Teaser Tuesday: Interconnections

Sometimes, the eighteenth (and early nineteenth) century can feel like a very small place.

Right now, I’m doing a crash course of research for Pink XII, aka The Lure of the Moonflower. In 1807, the Portuguese royal family flees Lisbon for their colony of Brazil, just steps ahead of General Junot’s rag-tag army, the mad queen, Maria I, shouting all the way from her carriage that they should stay and put up a fight rather than running away.

But what if… just what if… that wasn’t really Queen Maria in the carriage? What if she had been spirited away by a loyalist group? And the Pink Carnation needs to find her before the French do….

So, of course, I was researching Queen Maria and her madness, and guess what I discovered?
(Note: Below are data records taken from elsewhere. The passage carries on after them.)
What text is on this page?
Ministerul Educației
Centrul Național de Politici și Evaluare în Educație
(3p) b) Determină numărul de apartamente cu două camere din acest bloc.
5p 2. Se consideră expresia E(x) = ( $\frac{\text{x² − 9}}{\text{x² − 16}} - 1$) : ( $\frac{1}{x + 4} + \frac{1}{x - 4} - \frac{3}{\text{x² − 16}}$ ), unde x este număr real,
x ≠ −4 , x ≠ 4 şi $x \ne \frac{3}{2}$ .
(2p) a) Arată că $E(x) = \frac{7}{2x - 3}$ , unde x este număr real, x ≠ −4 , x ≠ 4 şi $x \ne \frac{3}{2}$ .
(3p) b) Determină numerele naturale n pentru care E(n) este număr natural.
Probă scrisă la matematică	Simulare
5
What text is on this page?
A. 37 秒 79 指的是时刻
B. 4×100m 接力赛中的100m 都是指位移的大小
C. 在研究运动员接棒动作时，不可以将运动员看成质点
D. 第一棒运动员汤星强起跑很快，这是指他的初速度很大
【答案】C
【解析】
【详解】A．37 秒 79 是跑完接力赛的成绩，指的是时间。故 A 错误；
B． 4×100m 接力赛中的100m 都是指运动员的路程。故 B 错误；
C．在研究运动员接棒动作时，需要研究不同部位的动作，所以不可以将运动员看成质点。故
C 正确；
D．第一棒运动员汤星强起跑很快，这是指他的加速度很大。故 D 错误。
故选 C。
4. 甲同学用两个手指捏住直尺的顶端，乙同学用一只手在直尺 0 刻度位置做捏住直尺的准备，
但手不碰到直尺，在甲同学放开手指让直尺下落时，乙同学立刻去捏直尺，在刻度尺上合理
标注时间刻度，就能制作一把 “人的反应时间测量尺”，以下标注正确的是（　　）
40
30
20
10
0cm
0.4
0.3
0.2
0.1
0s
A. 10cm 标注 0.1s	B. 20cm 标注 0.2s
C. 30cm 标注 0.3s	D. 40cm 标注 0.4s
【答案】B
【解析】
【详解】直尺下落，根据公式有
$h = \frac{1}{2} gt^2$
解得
When she went around the bend in 1792, the same doctor who treated George III, Francis Willis, was also called in to treat her.

Because sometimes the eighteenth century only has about ten people in it.

I found this particularly thrilling because, as you know, Pink V, The Temptation of the Night Jasmine, revolved around King George and his madness, so having Francis Willis pop up was like rediscovering an old acquaintance.

My other favorite research overlap? When I was researching Jane Austen and her family for The Mischief of the Mistletoe, right after writing my India book, The Betrayal of the Blood Lily, I discovered that Jane’s cousin, Eliza de Feuillide, was commonly believed to be the love child of none other than Warren Hastings, the notorious Governor-General of Bengal.

Who would’ve thunk? One doesn’t generally associate Austen and Hastings. But there it was.

We’ll see what pops up next!

12 Comments

  1. Liz on September 9, 2014 at 12:29 pm

    Love when history has that small world feel!

    Have you seen this infographic from The Guardian?
    It was in Shelf Awareness this week–like that it ranks Gothic heroines by the amount of times they swooned 🙂
    http://www.theguardian.com/books/interactive/2014/may/09/reading-gothic-novel-pictures

    • Lauren on September 9, 2014 at 3:03 pm

      Liz, this is priceless!

  2. AngelB on September 9, 2014 at 6:01 pm

    Okay, so this doesn’t really fall into this category, but I’m following the Scotland vote for independence. It makes me wonder if some Jacobite Pretender will fight for the throne again. 🙂

    • Betty S. on September 9, 2014 at 8:50 pm

      Exactly, Angel. After reading Susanna Kearsley, that has to be on the mind!

  3. Michelle in Texas on September 9, 2014 at 6:04 pm

    SO, it’s like British TV-There’s only 10 actors, and they’ve all been on Doctor Who?

  4. Sheila on September 9, 2014 at 8:29 pm

    Hmmmm…..Is any activity actually going to happen in Brazil? Andre and Laura are in the Western Hemisphere…….

  5. Betty S. on September 9, 2014 at 8:51 pm

    I am always amazed at the interesting things research turns up. That’s why I love historical fiction!

  6. Lynne on September 9, 2014 at 11:34 pm

    I’ve often thought the same, Lauren. I think Western Europe really was very small and close knit in those days. And your info about Jane Austen and her cousin Eliza (whom she was very close to) crops up in most Austen biographies as an accepted fact. These little tidbits are what make history so intriguing, don’t you think?

  7. Paige on September 10, 2014 at 12:00 am

    So interesting! I am glad that you can do the research, Lauren, and I get to enjoy the fruit of your efforts in your wonderful books. It is almost crazy to me how things and people are tied together and interconnected. I learn quite a bit from reading historical fiction.

    I often wonder how much information you discover in research but then end up leaving out of a book because it doesn’t fit the storyline or you aren’t trying to write a textbook filled with every historical fact.

  8. Elizabeth K. Mahon on September 10, 2014 at 12:19 pm

    Ah, poor Maria. And she married her uncle of all people. So her children were also her cousins? I’ve never understood why the Catholic Church thought that was okay.